There's a little something called the Estate Tax (what many American politicians propagandistically prefer to call the Death Tax) which is supposed to follow a key mantra of democratic capitalism - humans are entitled to the wealth THEY THEMSELVES generate. Obviously the "they themselves" part is incredibly difficult to determine - mob bosses, drug kingpins, and exploitative capitalists lay claim to a large amount of "wealth generation", which is actually more like wealth theft or wealth extortion, but no system is perfect.
The Estate Tax is overwhelmingly important to the functioning of a democratic capitalist society, and it greatly harms both democracy *and* capitalism to erode or dismiss it. In 1941 (in the United States) the estate tax on estates over $50M was 77%. The maximum rate currently is 40%, and as we might expect has taken a series of hits since the 1941 high.

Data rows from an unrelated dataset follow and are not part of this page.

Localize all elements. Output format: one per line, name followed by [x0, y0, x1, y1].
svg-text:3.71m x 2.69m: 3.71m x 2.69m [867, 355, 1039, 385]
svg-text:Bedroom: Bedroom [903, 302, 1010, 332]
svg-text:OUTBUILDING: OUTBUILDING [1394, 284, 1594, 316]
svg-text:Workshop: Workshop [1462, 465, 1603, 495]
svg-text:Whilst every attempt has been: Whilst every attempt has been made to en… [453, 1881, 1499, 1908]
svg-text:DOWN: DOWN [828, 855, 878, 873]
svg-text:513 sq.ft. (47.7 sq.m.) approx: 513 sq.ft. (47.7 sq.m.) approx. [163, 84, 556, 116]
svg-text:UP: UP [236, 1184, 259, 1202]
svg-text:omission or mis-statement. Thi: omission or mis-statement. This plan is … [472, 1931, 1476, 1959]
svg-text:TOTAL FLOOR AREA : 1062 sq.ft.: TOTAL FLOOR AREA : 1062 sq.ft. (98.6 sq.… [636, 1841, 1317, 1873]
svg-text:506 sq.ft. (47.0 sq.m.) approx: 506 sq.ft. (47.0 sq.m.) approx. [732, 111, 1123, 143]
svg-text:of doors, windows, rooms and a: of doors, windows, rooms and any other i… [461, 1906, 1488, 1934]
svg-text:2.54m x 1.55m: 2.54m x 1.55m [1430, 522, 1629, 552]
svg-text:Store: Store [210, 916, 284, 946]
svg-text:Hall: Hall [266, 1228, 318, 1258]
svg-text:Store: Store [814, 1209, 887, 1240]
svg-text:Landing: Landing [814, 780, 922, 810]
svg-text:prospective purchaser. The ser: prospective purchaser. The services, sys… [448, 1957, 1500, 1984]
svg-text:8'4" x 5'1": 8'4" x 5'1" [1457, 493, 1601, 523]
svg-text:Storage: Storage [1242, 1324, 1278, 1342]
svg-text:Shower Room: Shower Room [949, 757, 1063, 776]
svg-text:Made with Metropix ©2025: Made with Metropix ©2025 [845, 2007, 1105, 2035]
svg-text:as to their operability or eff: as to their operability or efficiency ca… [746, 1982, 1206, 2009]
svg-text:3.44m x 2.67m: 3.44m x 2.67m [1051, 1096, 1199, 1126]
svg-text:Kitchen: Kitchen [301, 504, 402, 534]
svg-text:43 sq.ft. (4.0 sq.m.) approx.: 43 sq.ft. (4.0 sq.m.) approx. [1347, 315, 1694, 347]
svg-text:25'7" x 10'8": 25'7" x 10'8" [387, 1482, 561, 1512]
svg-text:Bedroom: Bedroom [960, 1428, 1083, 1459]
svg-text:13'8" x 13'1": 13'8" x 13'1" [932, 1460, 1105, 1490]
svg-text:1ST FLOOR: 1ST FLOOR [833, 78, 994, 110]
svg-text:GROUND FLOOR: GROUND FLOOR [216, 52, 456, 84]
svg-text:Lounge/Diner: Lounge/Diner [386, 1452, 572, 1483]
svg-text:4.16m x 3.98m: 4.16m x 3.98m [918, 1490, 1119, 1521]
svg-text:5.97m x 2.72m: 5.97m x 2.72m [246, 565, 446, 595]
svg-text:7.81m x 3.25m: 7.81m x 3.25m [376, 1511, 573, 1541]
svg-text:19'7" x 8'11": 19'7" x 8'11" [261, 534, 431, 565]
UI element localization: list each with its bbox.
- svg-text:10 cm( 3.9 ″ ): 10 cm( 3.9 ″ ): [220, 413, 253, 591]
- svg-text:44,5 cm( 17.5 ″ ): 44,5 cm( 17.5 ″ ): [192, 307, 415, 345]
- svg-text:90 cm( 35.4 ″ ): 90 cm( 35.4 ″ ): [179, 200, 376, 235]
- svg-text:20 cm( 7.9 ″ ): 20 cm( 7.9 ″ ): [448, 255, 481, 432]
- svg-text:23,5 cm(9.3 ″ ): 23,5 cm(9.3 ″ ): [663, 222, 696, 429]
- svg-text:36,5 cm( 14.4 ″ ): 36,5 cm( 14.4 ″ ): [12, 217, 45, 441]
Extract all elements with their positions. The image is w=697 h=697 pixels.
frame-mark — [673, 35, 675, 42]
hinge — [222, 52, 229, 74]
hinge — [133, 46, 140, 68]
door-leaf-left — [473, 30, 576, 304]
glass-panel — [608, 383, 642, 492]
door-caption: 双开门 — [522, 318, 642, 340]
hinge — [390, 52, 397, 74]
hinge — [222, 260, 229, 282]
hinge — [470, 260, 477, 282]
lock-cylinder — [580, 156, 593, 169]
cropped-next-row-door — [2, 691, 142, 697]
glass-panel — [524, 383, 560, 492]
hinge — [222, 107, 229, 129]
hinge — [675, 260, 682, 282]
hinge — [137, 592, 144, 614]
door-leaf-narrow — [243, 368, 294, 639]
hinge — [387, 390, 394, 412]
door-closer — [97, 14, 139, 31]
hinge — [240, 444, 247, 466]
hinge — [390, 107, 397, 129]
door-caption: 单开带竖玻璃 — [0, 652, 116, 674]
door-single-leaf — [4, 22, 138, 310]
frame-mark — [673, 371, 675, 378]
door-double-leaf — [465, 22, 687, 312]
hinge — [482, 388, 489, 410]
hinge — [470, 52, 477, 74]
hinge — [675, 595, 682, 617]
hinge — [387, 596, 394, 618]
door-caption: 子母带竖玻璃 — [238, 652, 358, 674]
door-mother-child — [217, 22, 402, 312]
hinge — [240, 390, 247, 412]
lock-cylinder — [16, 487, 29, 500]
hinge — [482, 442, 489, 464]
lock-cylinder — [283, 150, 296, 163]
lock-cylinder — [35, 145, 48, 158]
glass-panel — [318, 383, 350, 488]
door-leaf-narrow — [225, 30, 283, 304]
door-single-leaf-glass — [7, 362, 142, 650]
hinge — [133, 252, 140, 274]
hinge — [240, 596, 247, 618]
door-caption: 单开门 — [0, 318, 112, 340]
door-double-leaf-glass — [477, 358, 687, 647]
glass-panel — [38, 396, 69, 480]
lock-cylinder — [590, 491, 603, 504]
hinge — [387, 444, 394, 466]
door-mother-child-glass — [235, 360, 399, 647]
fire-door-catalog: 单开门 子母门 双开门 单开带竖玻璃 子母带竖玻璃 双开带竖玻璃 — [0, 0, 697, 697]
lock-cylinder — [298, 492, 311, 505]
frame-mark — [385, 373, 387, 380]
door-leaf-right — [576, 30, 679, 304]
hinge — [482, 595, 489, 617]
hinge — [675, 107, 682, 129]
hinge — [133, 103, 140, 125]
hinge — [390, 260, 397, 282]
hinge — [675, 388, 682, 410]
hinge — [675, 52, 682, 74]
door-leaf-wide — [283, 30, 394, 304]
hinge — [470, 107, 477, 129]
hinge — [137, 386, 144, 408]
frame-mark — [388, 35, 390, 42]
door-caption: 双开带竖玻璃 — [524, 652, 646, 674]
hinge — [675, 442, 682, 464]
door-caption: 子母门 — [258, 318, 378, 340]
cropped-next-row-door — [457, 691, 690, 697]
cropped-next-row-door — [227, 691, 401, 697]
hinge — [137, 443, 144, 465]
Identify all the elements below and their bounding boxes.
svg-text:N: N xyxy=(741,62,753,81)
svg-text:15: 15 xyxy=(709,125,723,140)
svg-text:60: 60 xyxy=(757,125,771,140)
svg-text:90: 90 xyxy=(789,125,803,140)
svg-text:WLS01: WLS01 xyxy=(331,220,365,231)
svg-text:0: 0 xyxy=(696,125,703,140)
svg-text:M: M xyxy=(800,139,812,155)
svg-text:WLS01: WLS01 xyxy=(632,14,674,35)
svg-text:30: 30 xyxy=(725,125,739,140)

This is deemed "too boring" of an issue for the left to care about, which is why practically all effort on the issue is right-wing (not to be confused with pro-capitalist). http://opinionator.blogs.nytimes.com/2013/03/24/is-the-estate-tax-doomed/?_php=true&_type=blogs&_r=0 http://taxhistory.tax.org/thp/readings.nsf/ArtWeb/880F5B5E62FE817F852571B0006851CA?OpenDocument
This is a global movement - countries otherwise considered respectable or "progressive" have abolished their estate tax - Sweden, Norway, and Canada alongside many others - Australia, Austria, Hong Kong, India, Israel, New Zealand, Russia, and Singapore. All of the abolishments have happened since 1972, and six of them in the last 10 years.
It is within this context, neither democratic nor capitalist, that billionaires are declared "generous" for self-imposing an estate tax. What is now "generous" used to be The Law.
Think about this conceptually for a moment - democracy and capitalism are so utterly broken around the world that BILLIONAIRES have to become leaders in democracy and capitalism. Think about going into a mom and pop store in the 19th century and explaining this future reality - they would throw you out for being a ridiculous lunatic.
I have no problem with truth being stranger than fiction. It's when truth is far more depressing than fiction that there's a serious problem.